Blog

Background Checks

Nearly every article one finds on the Internet is about the debate over requiring gun buyers to have a background check done before the purchase of a weapon can be made.  While the idea is good and may prevent a handful of criminals from getting their hands on weapons, it won’t solve the problem of gun violence in any major way.

Why not?  There are several reasons.  First, and most significantly, it is estimated there are already anywhere from 270 million to 310 million privately owned guns in the United States.  That’s close to one weapon for every man, woman, and child in this country!  If someone with bad intentions wants to buy a handgun, for instance, he probably doesn’t need to go to a gun show to acquire one.  It is impossible to even guess how many private sales of firearms take place in this country every year.  The point is there are already too many firearms out there to ever effectively control who has them.

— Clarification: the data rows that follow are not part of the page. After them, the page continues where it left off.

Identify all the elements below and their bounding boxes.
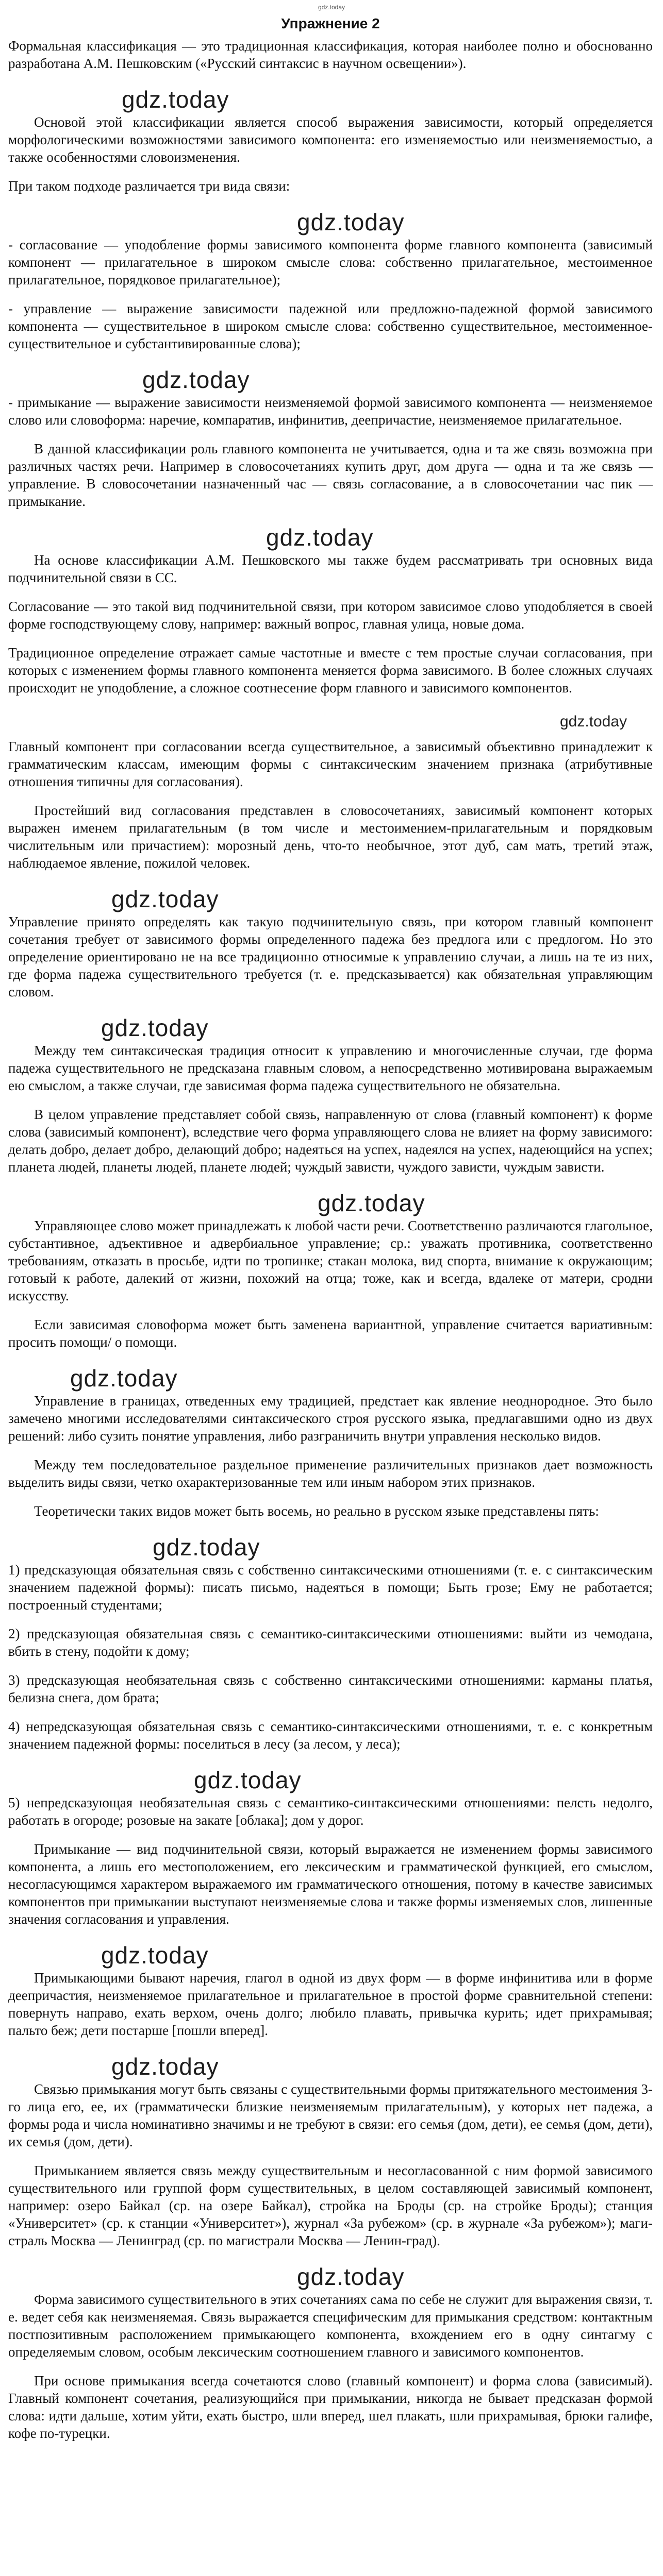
paragraph: Основой этой классификации является способ выражения зависимости, который определяется морфологическими возможностями зависимого компонента: его изменяемостью или неизменяемостью, а также особенностями словоизменения. xyxy=(8,114,653,165)
exercise-page xyxy=(8,15,653,2453)
watermark-row xyxy=(8,1764,653,1794)
watermark-logo: gdz.today xyxy=(297,2263,405,2290)
paragraph: При основе примыкания всегда сочетаются слово (главный компонент) и форма слова (зависимый). Главный компонент сочетания, реализующийся при примыкании, никогда не бывает предсказан формой слова: идти дальше, хотим уйти, ехать быстро, шли вперед, шел плакать, шли прихрамывая, брюки галифе, кофе по-турецки. xyxy=(8,2373,653,2441)
paragraph: Теоретически таких видов может быть восемь, но реально в русском языке представлены пять: xyxy=(34,1503,599,1519)
paragraph: Связью примыкания могут быть связаны с существительными формы притяжательного местоимения 3-го лица его, ее, их (грамматически близкие неизменяемым прилагательным), у которых нет падежа, а формы рода и числа номинативно значимы и не требуют в связи: его семья (дом, дети), ее семья (дом, дети), их семья (дом, дети). xyxy=(8,2081,653,2149)
paragraph: Простейший вид согласования представлен в словосочетаниях, зависимый компонент которых выражен именем прилагательным (в том числе и местоимением-прилагательным и порядковым числительным или причастием): морозный день, что-то необычное, этот дуб, сам мать, третий этаж, наблюдаемое явление, пожилой человек. xyxy=(8,803,653,871)
paragraph: 2) предсказующая обязательная связь с семантико-синтаксическими отношениями: выйти из чемодана, вбить в стену, подойти к дому; xyxy=(8,1626,653,1659)
paragraph: Согласование — это такой вид подчинительной связи, при котором зависимое слово уподобляется в своей форме господствующему слову, например: важный вопрос, главная улица, новые дома. xyxy=(8,599,653,632)
paragraph: При таком подходе различается три вида связи: xyxy=(8,178,290,194)
paragraph: Если зависимая словоформа может быть заменена вариантной, управление считается вариативным: просить помощи/ о помощи. xyxy=(8,1317,653,1350)
paragraph: Формальная классификация — это традиционная классификация, которая наиболее полно и обоснованно разработана А.М. Пешковским («Русский синтаксис в научном освещении»). xyxy=(8,38,653,71)
watermark-logo: gdz.today xyxy=(101,1942,209,1969)
watermark-row xyxy=(8,1939,653,1969)
watermark-row xyxy=(8,708,653,738)
paragraph: Между тем последовательное раздельное применение различительных признаков дает возможность выделить виды связи, четко охарактеризованные тем или иным набором этих признаков. xyxy=(8,1457,653,1490)
paragraph: - управление — выражение зависимости падежной или предложно-падежной формой зависимого компонента — существительное в широком смысле слова: собственно существительное, местоименное-существительное и субстантивированные слова); xyxy=(8,301,653,351)
paragraph: 1) предсказующая обязательная связь с собственно синтаксическими отношениями (т. е. с синтаксическим значением падежной формы): писать письмо, надеяться в помощи; Быть грозе; Ему не работается; построенный студентами; xyxy=(8,1562,653,1613)
watermark-row xyxy=(8,1362,653,1392)
paragraph: 3) предсказующая необязательная связь с собственно синтаксическими отношениями: карманы платья, белизна снега, дом брата; xyxy=(8,1672,653,1705)
paragraph: 4) непредсказующая обязательная связь с семантико-синтаксическими отношениями, т. е. с конкретным значением падежной формы: поселиться в лесу (за лесом, у леса); xyxy=(8,1719,653,1752)
watermark-row xyxy=(8,1012,653,1042)
site-header xyxy=(0,0,663,14)
watermark-logo: gdz.today xyxy=(70,1365,178,1392)
exercise-title: Упражнение 2 xyxy=(281,15,380,31)
watermark-logo: gdz.today xyxy=(194,1767,302,1793)
watermark-row xyxy=(8,206,653,236)
watermark-logo: gdz.today xyxy=(142,366,250,393)
watermark-logo: gdz.today xyxy=(111,886,219,912)
paragraph: - согласование — уподобление формы зависимого компонента форме главного компонента (зависимый компонент — прилагательное в широком смысле слова: собственно прилагательное, местоименное прилагательное, порядковое прилагательное); xyxy=(8,237,653,287)
paragraph: Управление принято определять как такую подчинительную связь, при котором главный компонент сочетания требует от зависимого формы определенного падежа без предлога или с предлогом. Но это определение ориентировано не на все традиционно относимые к управлению случаи, а лишь на те из них, где форма падежа существительного требуется (т. е. предсказывается) как обязательная управляющим словом. xyxy=(8,914,653,999)
paragraph: Главный компонент при согласовании всегда существительное, а зависимый объективно принадлежит к грамматическим классам, имеющим формы с синтаксическим значением признака (атрибутивные отношения типичны для согласования). xyxy=(8,739,653,789)
watermark-logo: gdz.today xyxy=(318,1190,425,1216)
watermark-row xyxy=(8,883,653,913)
watermark-row xyxy=(8,2261,653,2291)
paragraph: Форма зависимого существительного в этих сочетаниях сама по себе не служит для выражения связи, т. е. ведет себя как неизменяемая. Связь выражается специфическим для примыкания средством: контактным постпозитивным расположением примыкающего компонента, вхождением его в одну синтагму с определяемым словом, особым лексическим соотношением главного и зависимого компонентов. xyxy=(8,2292,653,2360)
watermark-logo: gdz.today xyxy=(297,209,405,235)
watermark-logo: gdz.today xyxy=(111,2053,219,2080)
paragraph: Примыканием является связь между существительным и несогласованной с ним формой зависимого существительного или группой форм существительных, в целом составляющей зависимый компонент, например: озеро Байкал (ср. на озере Байкал), стройка на Броды (ср. на стройке Броды); станция «Университет» (ср. к станции «Университет»), журнал «За рубежом» (ср. в журнале «За рубежом»); маги-страль Москва — Ленинград (ср. по магистрали Москва — Ленин-град). xyxy=(8,2163,653,2248)
paragraph: В целом управление представляет собой связь, направленную от слова (главный компонент) к форме слова (зависимый компонент), вследствие чего форма управляющего слова не влияет на форму зависимого: делать добро, делает добро, делающий добро; надеяться на успех, надеялся на успех, надеющийся на успех; планета людей, планеты людей, планете людей; чуждый зависти, чуждого зависти, чуждым зависти. xyxy=(8,1107,653,1175)
paragraph: Между тем синтаксическая традиция относит к управлению и многочисленные случаи, где форма падежа существительного не предсказана главным словом, а непосредственно мотивирована выражаемым ею смыслом, а также случаи, где зависимая форма падежа существительного не обязательна. xyxy=(8,1043,653,1093)
watermark-row xyxy=(8,364,653,394)
watermark-logo: gdz.today xyxy=(101,1014,209,1041)
watermark-row xyxy=(8,2050,653,2080)
watermark-row xyxy=(8,83,653,113)
site-name: gdz.today xyxy=(318,4,345,11)
paragraph: Традиционное определение отражает самые частотные и вместе с тем простые случаи согласования, при которых с изменением формы главного компонента меняется форма зависимого. В более сложных случаях происходит не уподобление, а сложное соотнесение форм главного и зависимого компонентов. xyxy=(8,645,653,696)
watermark-logo: gdz.today xyxy=(122,86,229,113)
watermark-row xyxy=(8,521,653,551)
watermark-row xyxy=(8,1531,653,1561)
watermark-logo: gdz.today xyxy=(560,713,627,730)
paragraph: Примыкание — вид подчинительной связи, который выражается не изменением формы зависимого компонента, а лишь его местоположением, его лексическим и грамматической функцией, его смыслом, несогласующимся характером выражаемого им грамматического отношения, потому в качестве зависимых компонентов при примыкании выступают неизменяемые слова и также формы изменяемых слов, лишенные значения согласования и управления. xyxy=(8,1841,653,1927)
watermark-row xyxy=(8,1187,653,1217)
paragraph: Примыкающими бывают наречия, глагол в одной из двух форм — в форме инфинитива или в форме деепричастия, неизменяемое прилагательное и прилагательное в простой форме сравнительной степени: повернуть направо, ехать верхом, очень долго; любило плавать, привычка курить; идет прихрамывая; пальто беж; дети постарше [пошли вперед]. xyxy=(8,1970,653,2038)
watermark-logo: gdz.today xyxy=(266,524,374,551)
paragraph: Управляющее слово может принадлежать к любой части речи. Соответственно различаются глагольное, субстантивное, адъективное и адвербиальное управление; ср.: уважать противника, соответственно требованиям, отказать в просьбе, идти по тропинке; стакан молока, вид спорта, внимание к окружающим; готовый к работе, далекий от жизни, похожий на отца; тоже, как и всегда, вдалеке от матери, сродни искусству. xyxy=(8,1218,653,1303)
paragraph: - примыкание — выражение зависимости неизменяемой формой зависимого компонента — неизменяемое слово или словоформа: наречие, компаратив, инфинитив, деепричастие, неизменяемое прилагательное. xyxy=(8,395,653,428)
paragraph: 5) непредсказующая необязательная связь с семантико-синтаксическими отношениями: пелсть недолго, работать в огороде; розовые на закате [облака]; дом у дорог. xyxy=(8,1795,653,1828)
paragraph: В данной классификации роль главного компонента не учитывается, одна и та же связь возможна при различных частях речи. Например в словосочетаниях купить друг, дом друга — одна и та же связь — управление. В словосочетании назначенный час — связь согласование, а в словосочетании час пик — примыкание. xyxy=(8,441,653,509)
paragraph: Управление в границах, отведенных ему традицией, предстает как явление неоднородное. Это было замечено многими исследователями синтаксического строя русского языка, предлагавшими одно из двух решений: либо сузить понятие управления, либо разграничить внутри управления несколько видов. xyxy=(8,1393,653,1444)
watermark-logo: gdz.today xyxy=(153,1534,260,1561)
paragraph: На основе классификации А.М. Пешковского мы также будем рассматривать три основных вида подчинительной связи в СС. xyxy=(8,552,653,585)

Second, to suggest that legislation banning the ownership of certain types of firearms in this country can be done is absurd.  How would ATF agents go about collecting millions and millions of privately owned weapons?  Well, they can’t, and all legislation to ban the sale or ownership of specific weapon types would just push the sale and ownership of weapons underground and create a black market for gun trafficking.

Third, what’s to prevent people with clean background records from buying a weapon at a gun show and then selling it to someone with a record of felony convictions?  How difficult would it be for convicted felons to find people who have never been convicted of anything but a traffic offense and pay them to go to gun shows for them and turn right around and buy the weapon?

Fourth, we know that the instant background checking services are often incomplete and inaccurate.  So, the chances of a convicted felon’s name showing up at a gun show background check are really pretty small.

Fifth, if someone from another country wants to bring a store of weapons from, let’s say, Canada, bearing in mind that our border with Canada is well over 5,000 miles long, how difficult would it be to find a spot that’s unguarded where crossing the border would be relatively easy?

Ultimately, the problem of keeping guns out of the hands of criminals can never really be eliminated by legislation because there are already too many weapons of all types already out there and they’re too easy to acquire through private transactions.

Limiting the sale of firearms may be a noble effort, but it seems to me it’s bound to fail.